Millions miss regular payments amid pandemic
Around 6% of people missed their usual payments, including major and regular payments such as rent, mortgage and credit card bills.
For four in 10 people, they admit to having missed multiple payments, and overall, some 3.2 million people in the UK haven’t been able to meet their usual bill demands.
The research by The Mortgage Lender found that young adults are more likely to have experienced financial difficulty throughout the pandemic.
More than one in 10 of 18-34-year-olds missed at least one usual payment in the past two years, nearly four times the amount of over-55s.
The lender warned missed payments can have big implications for access to credit in the future, including large loans like a mortgage.
It said it is worrying that prospective homebuyers are more likely to have accrued adverse credit recently, with 10% missing one or more payments in the last two years.

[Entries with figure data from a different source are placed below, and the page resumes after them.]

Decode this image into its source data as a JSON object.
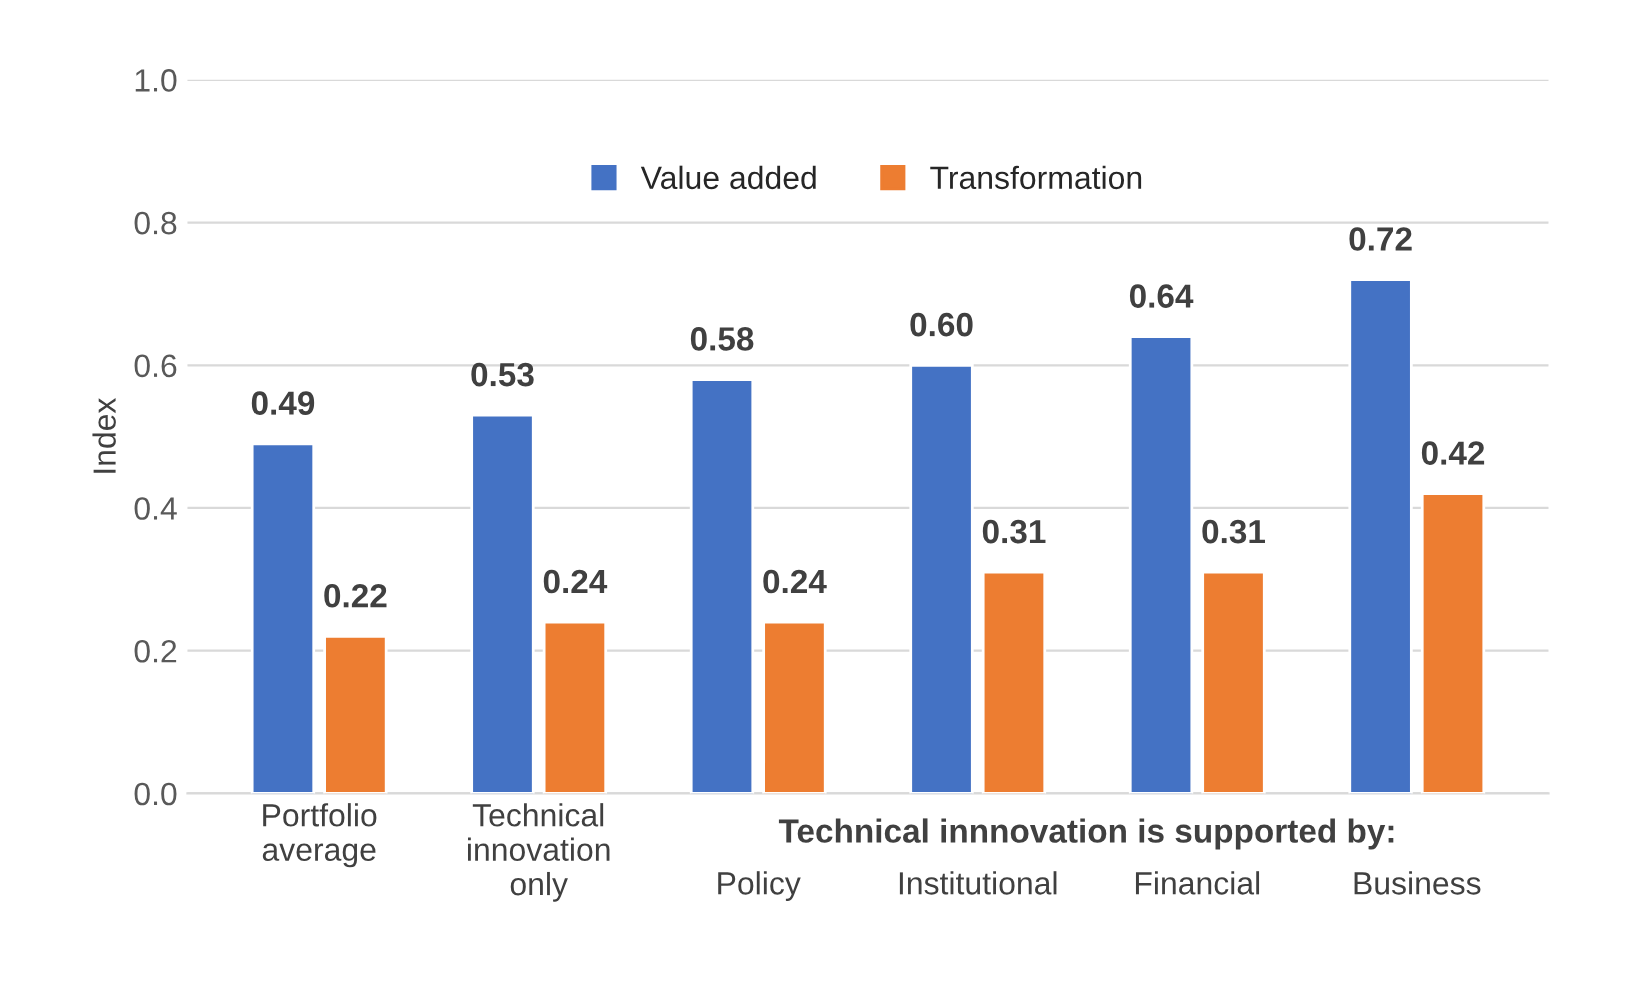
{
  "chart_data": {
    "type": "bar",
    "categories": [
      "Portfolio\naverage",
      "Technical\ninnovation\nonly",
      "Policy",
      "Institutional",
      "Financial",
      "Business"
    ],
    "series": [
      {
        "name": "Value added",
        "color": "#4472c4",
        "values": [
          0.49,
          0.53,
          0.58,
          0.6,
          0.64,
          0.72
        ],
        "value_labels": [
          "0.49",
          "0.53",
          "0.58",
          "0.60",
          "0.64",
          "0.72"
        ]
      },
      {
        "name": "Transformation",
        "color": "#ed7d31",
        "values": [
          0.22,
          0.24,
          0.24,
          0.31,
          0.31,
          0.42
        ],
        "value_labels": [
          "0.22",
          "0.24",
          "0.24",
          "0.31",
          "0.31",
          "0.42"
        ]
      }
    ],
    "ylabel": "Index",
    "ylim": [
      0,
      1
    ],
    "yticks": [
      {
        "value": 0,
        "label": "0.0"
      },
      {
        "value": 0.2,
        "label": "0.2"
      },
      {
        "value": 0.4,
        "label": "0.4"
      },
      {
        "value": 0.6,
        "label": "0.6"
      },
      {
        "value": 0.8,
        "label": "0.8"
      },
      {
        "value": 1,
        "label": "1.0"
      }
    ],
    "annotations": [
      "Technical innnovation is supported by:"
    ],
    "grid": "y",
    "legend": "top"
  }
}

Overall, the representative sample of 2,000 adults found that the average number of payments missed came to three, while a third missed five or more.
Nearly half of those polled (45%) missed a credit card payment, followed by 40% for a utility bill.
For 27%, it was council tax, while for 25%, they missed their rent payments.
And personal loan repayments were also missed in 23% of cases, while 7% admitted to missing a mortgage repayment.
Peter Beaumont, CEO of The Mortgage Lender, said: “It’s nearly two years since the onset of Covid-19 and the true picture of the financial difficulty faced by some people is coming into sharp focus. With greater clarity on household’s credit history during this period, we’re now seeing the potential dangers to people’s financial futures too.
“The past two years have impacted many people’s jobs and salaries, putting a squeeze on household finances, and now with the rising cost of living due to high inflation and energy costs there is even greater pressure on the nation’s finances. This can all lead an individual to miss a regular payment which then could have a knock-on effect on their access to credit down the line.”